Des plumes et du goudron


Repenti. Renan Luce

C’est au mois d’avril dernier (voir ici) que j’ai découvert Renan Luce sur scène. En fait, nous étions, mes amis et moi, allés voir Bénabar et nous n’étions pas les seuls. Le Zénith était plein à craquer ce soir là et l’ambiance surchauffée. C’est alors que nous découvrîmes un petit jeune homme qui allait avoir la rude tâche d’assurer la première partie du spectacle, seul avec sa guitare sèche. Jeu périlleux où j’ai déjà vu échouer des artistes pourtant très doués (je pense à l’excellent Bastien Lallemant, jouant dans une indifférence totale à un grand concert gratuit en plein air). Renan Luce parvint pourtant à emporter haut la main son pari et réussit même à faire reprendre en cœur à la foule ses petits airs guillerets.
J’avais trouvé sa prestation vraiment sympathique mais ne me sentais pas transporté au point d’acheter l’album. Et puis j’ai entendu ça et là quelques titres que je connaissais sans leurs arrangements instrumentaux et me suis laissé séduire.
J’ai donc acheté ce premier album qui s’avère vite être une jolie réussite.

L’ayant découvert avec Bénabar, nous aurions tendance à le ranger dans la même famille, celle des trentenaires décalés (avec Aldebert et Jeanne Cherhal, par exemple).
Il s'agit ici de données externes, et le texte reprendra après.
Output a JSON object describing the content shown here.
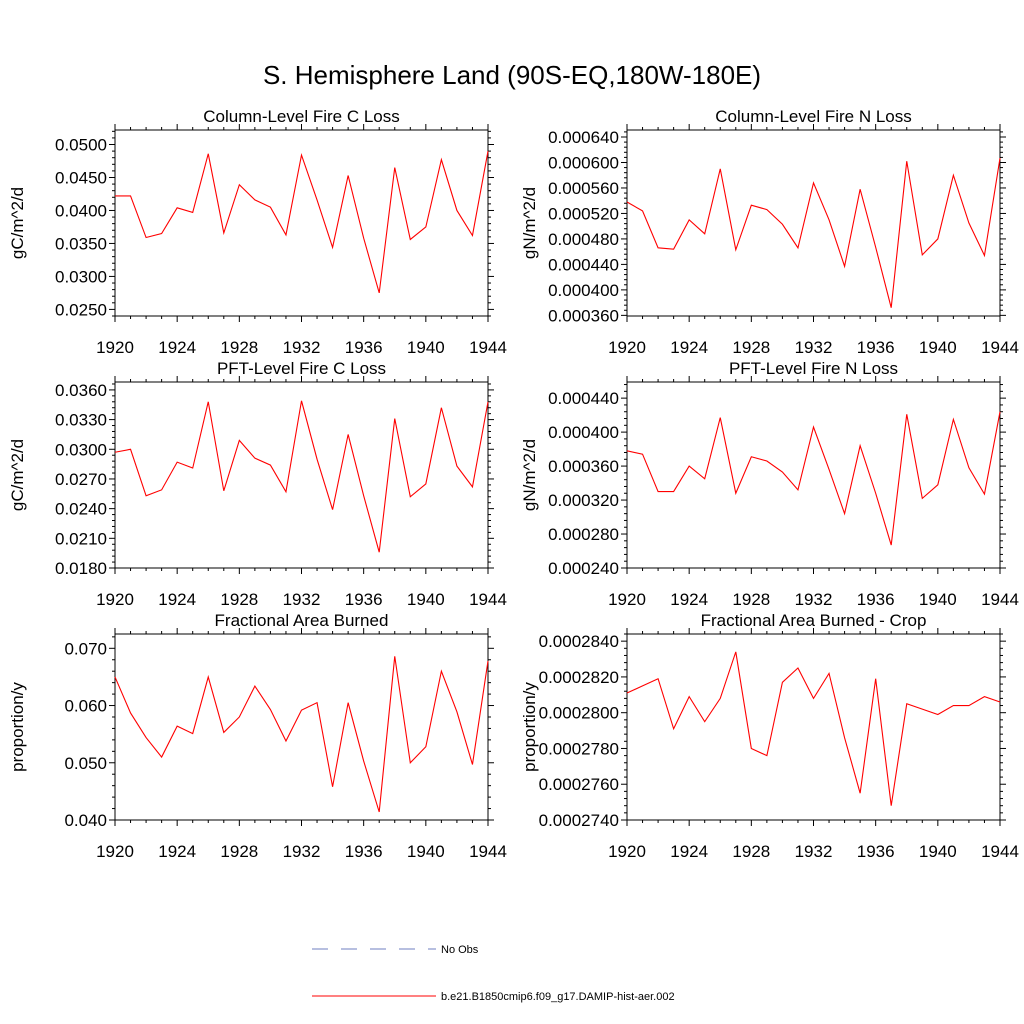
{
  "title": "S. Hemisphere Land (90S-EQ,180W-180E)",
  "legend": [
    {
      "label": "No Obs",
      "color": "#6f7fc0",
      "dash": true
    },
    {
      "label": "b.e21.B1850cmip6.f09_g17.DAMIP-hist-aer.002",
      "color": "#ff0000",
      "dash": false
    }
  ],
  "chart_data": [
    {
      "type": "line",
      "title": "Column-Level Fire C Loss",
      "ylabel": "gC/m^2/d",
      "x": [
        1920,
        1921,
        1922,
        1923,
        1924,
        1925,
        1926,
        1927,
        1928,
        1929,
        1930,
        1931,
        1932,
        1933,
        1934,
        1935,
        1936,
        1937,
        1938,
        1939,
        1940,
        1941,
        1942,
        1943,
        1944
      ],
      "xlim": [
        1920,
        1944
      ],
      "xticks": [
        "1920",
        "1924",
        "1928",
        "1932",
        "1936",
        "1940",
        "1944"
      ],
      "ylim": [
        0.024,
        0.0522
      ],
      "yticks": [
        "0.0250",
        "0.0300",
        "0.0350",
        "0.0400",
        "0.0450",
        "0.0500"
      ],
      "ytick_values": [
        0.025,
        0.03,
        0.035,
        0.04,
        0.045,
        0.05
      ],
      "series": [
        {
          "values": [
            0.0422,
            0.0422,
            0.0359,
            0.0365,
            0.0404,
            0.0397,
            0.0486,
            0.0366,
            0.0439,
            0.0416,
            0.0405,
            0.0363,
            0.0484,
            0.0416,
            0.0344,
            0.0453,
            0.0358,
            0.0275,
            0.0465,
            0.0356,
            0.0375,
            0.0477,
            0.04,
            0.0362,
            0.049
          ],
          "color": "#ff0000"
        }
      ]
    },
    {
      "type": "line",
      "title": "Column-Level Fire N Loss",
      "ylabel": "gN/m^2/d",
      "x": [
        1920,
        1921,
        1922,
        1923,
        1924,
        1925,
        1926,
        1927,
        1928,
        1929,
        1930,
        1931,
        1932,
        1933,
        1934,
        1935,
        1936,
        1937,
        1938,
        1939,
        1940,
        1941,
        1942,
        1943,
        1944
      ],
      "xlim": [
        1920,
        1944
      ],
      "xticks": [
        "1920",
        "1924",
        "1928",
        "1932",
        "1936",
        "1940",
        "1944"
      ],
      "ylim": [
        0.000359,
        0.000651
      ],
      "yticks": [
        "0.000360",
        "0.000400",
        "0.000440",
        "0.000480",
        "0.000520",
        "0.000560",
        "0.000600",
        "0.000640"
      ],
      "ytick_values": [
        0.00036,
        0.0004,
        0.00044,
        0.00048,
        0.00052,
        0.00056,
        0.0006,
        0.00064
      ],
      "series": [
        {
          "values": [
            0.000538,
            0.000524,
            0.000466,
            0.000464,
            0.00051,
            0.000488,
            0.00059,
            0.000463,
            0.000533,
            0.000526,
            0.000503,
            0.000466,
            0.000568,
            0.00051,
            0.000437,
            0.000558,
            0.000467,
            0.000372,
            0.000602,
            0.000455,
            0.00048,
            0.00058,
            0.000505,
            0.000454,
            0.000607
          ],
          "color": "#ff0000"
        }
      ]
    },
    {
      "type": "line",
      "title": "PFT-Level Fire C Loss",
      "ylabel": "gC/m^2/d",
      "x": [
        1920,
        1921,
        1922,
        1923,
        1924,
        1925,
        1926,
        1927,
        1928,
        1929,
        1930,
        1931,
        1932,
        1933,
        1934,
        1935,
        1936,
        1937,
        1938,
        1939,
        1940,
        1941,
        1942,
        1943,
        1944
      ],
      "xlim": [
        1920,
        1944
      ],
      "xticks": [
        "1920",
        "1924",
        "1928",
        "1932",
        "1936",
        "1940",
        "1944"
      ],
      "ylim": [
        0.018,
        0.0368
      ],
      "yticks": [
        "0.0180",
        "0.0210",
        "0.0240",
        "0.0270",
        "0.0300",
        "0.0330",
        "0.0360"
      ],
      "ytick_values": [
        0.018,
        0.021,
        0.024,
        0.027,
        0.03,
        0.033,
        0.036
      ],
      "series": [
        {
          "values": [
            0.0297,
            0.03,
            0.0253,
            0.0259,
            0.0287,
            0.0281,
            0.0348,
            0.0258,
            0.0309,
            0.0291,
            0.0284,
            0.0257,
            0.0349,
            0.029,
            0.0239,
            0.0315,
            0.0253,
            0.0196,
            0.0331,
            0.0252,
            0.0265,
            0.0342,
            0.0283,
            0.0262,
            0.0348
          ],
          "color": "#ff0000"
        }
      ]
    },
    {
      "type": "line",
      "title": "PFT-Level Fire N Loss",
      "ylabel": "gN/m^2/d",
      "x": [
        1920,
        1921,
        1922,
        1923,
        1924,
        1925,
        1926,
        1927,
        1928,
        1929,
        1930,
        1931,
        1932,
        1933,
        1934,
        1935,
        1936,
        1937,
        1938,
        1939,
        1940,
        1941,
        1942,
        1943,
        1944
      ],
      "xlim": [
        1920,
        1944
      ],
      "xticks": [
        "1920",
        "1924",
        "1928",
        "1932",
        "1936",
        "1940",
        "1944"
      ],
      "ylim": [
        0.00024,
        0.000459
      ],
      "yticks": [
        "0.000240",
        "0.000280",
        "0.000320",
        "0.000360",
        "0.000400",
        "0.000440"
      ],
      "ytick_values": [
        0.00024,
        0.00028,
        0.00032,
        0.00036,
        0.0004,
        0.00044
      ],
      "series": [
        {
          "values": [
            0.000378,
            0.000374,
            0.00033,
            0.00033,
            0.00036,
            0.000345,
            0.000417,
            0.000328,
            0.000371,
            0.000366,
            0.000353,
            0.000332,
            0.000406,
            0.000356,
            0.000304,
            0.000384,
            0.000328,
            0.000267,
            0.000421,
            0.000322,
            0.000338,
            0.000415,
            0.000358,
            0.000327,
            0.000424
          ],
          "color": "#ff0000"
        }
      ]
    },
    {
      "type": "line",
      "title": "Fractional Area Burned",
      "ylabel": "proportion/y",
      "x": [
        1920,
        1921,
        1922,
        1923,
        1924,
        1925,
        1926,
        1927,
        1928,
        1929,
        1930,
        1931,
        1932,
        1933,
        1934,
        1935,
        1936,
        1937,
        1938,
        1939,
        1940,
        1941,
        1942,
        1943,
        1944
      ],
      "xlim": [
        1920,
        1944
      ],
      "xticks": [
        "1920",
        "1924",
        "1928",
        "1932",
        "1936",
        "1940",
        "1944"
      ],
      "ylim": [
        0.04,
        0.0725
      ],
      "yticks": [
        "0.040",
        "0.050",
        "0.060",
        "0.070"
      ],
      "ytick_values": [
        0.04,
        0.05,
        0.06,
        0.07
      ],
      "series": [
        {
          "values": [
            0.065,
            0.0587,
            0.0544,
            0.051,
            0.0564,
            0.0551,
            0.065,
            0.0553,
            0.058,
            0.0634,
            0.0593,
            0.0538,
            0.0592,
            0.0605,
            0.0458,
            0.0605,
            0.0503,
            0.0414,
            0.0686,
            0.05,
            0.0528,
            0.066,
            0.0589,
            0.0497,
            0.0678
          ],
          "color": "#ff0000"
        }
      ]
    },
    {
      "type": "line",
      "title": "Fractional Area Burned - Crop",
      "ylabel": "proportion/y",
      "x": [
        1920,
        1921,
        1922,
        1923,
        1924,
        1925,
        1926,
        1927,
        1928,
        1929,
        1930,
        1931,
        1932,
        1933,
        1934,
        1935,
        1936,
        1937,
        1938,
        1939,
        1940,
        1941,
        1942,
        1943,
        1944
      ],
      "xlim": [
        1920,
        1944
      ],
      "xticks": [
        "1920",
        "1924",
        "1928",
        "1932",
        "1936",
        "1940",
        "1944"
      ],
      "ylim": [
        0.000274,
        0.0002844
      ],
      "yticks": [
        "0.0002740",
        "0.0002760",
        "0.0002780",
        "0.0002800",
        "0.0002820",
        "0.0002840"
      ],
      "ytick_values": [
        0.000274,
        0.000276,
        0.000278,
        0.00028,
        0.000282,
        0.000284
      ],
      "series": [
        {
          "values": [
            0.0002811,
            0.0002815,
            0.0002819,
            0.0002791,
            0.0002809,
            0.0002795,
            0.0002808,
            0.0002834,
            0.000278,
            0.0002776,
            0.0002817,
            0.0002825,
            0.0002808,
            0.0002822,
            0.0002786,
            0.0002755,
            0.0002819,
            0.0002748,
            0.0002805,
            0.0002802,
            0.0002799,
            0.0002804,
            0.0002804,
            0.0002809,
            0.0002806
          ],
          "color": "#ff0000"
        }
      ]
    }
  ]
}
Le critique de Télérama le place quant à lui aux côtés de Thomas Fersen et d’Alexis HK (sans doute pour cette propension qu’à Luce de bricoler de petites fictions drôles ou tragiques, toujours insolites). Si l’auteur-compositeur-chanteur ne me semble pas avoir encore la maturité de Fersen ni son génie d’une écriture à nulle autre égale ; j’admets qu’il y a une communauté d’esprit qui n’empêche d’ailleurs pas Renan Luce de développer un univers personnel et d’imposer sa patte.

Ca commence par ce qui est appelé sans doute à devenir son tube, à savoir Les voisines, délicieuse petite comptine sur le plaisir d’observer les fenêtres d’en face, de surprendre une jolie voisine qui se change (remarquez que ce genre d’aventure n’arrive que dans les chansons ou dans les films !) ou d’admirer leurs dentelles sécher sur les balcons. Morceau délicieusement enjoué qui va donner la tonalité de l’album : humour décalé, saynètes quotidiennes transfigurées par l’écriture, art de croquer des portraits insolites ou tragiques…Renan Luce a un vrai don pour faire vivre en quelques mots des personnages assez farfelus comme ce mafioso repenti qui a donné ses anciens complices et qui vit désormais terré dans « la banlieue nord de Dijon » (Repenti), cette jeune femme qui vend des « trucs qui ne servent à rien » (Camelote) ou encore ce fossoyeur narcoleptique, héros d’un des morceaux les plus réussis de l’album (Monsieur Marcel).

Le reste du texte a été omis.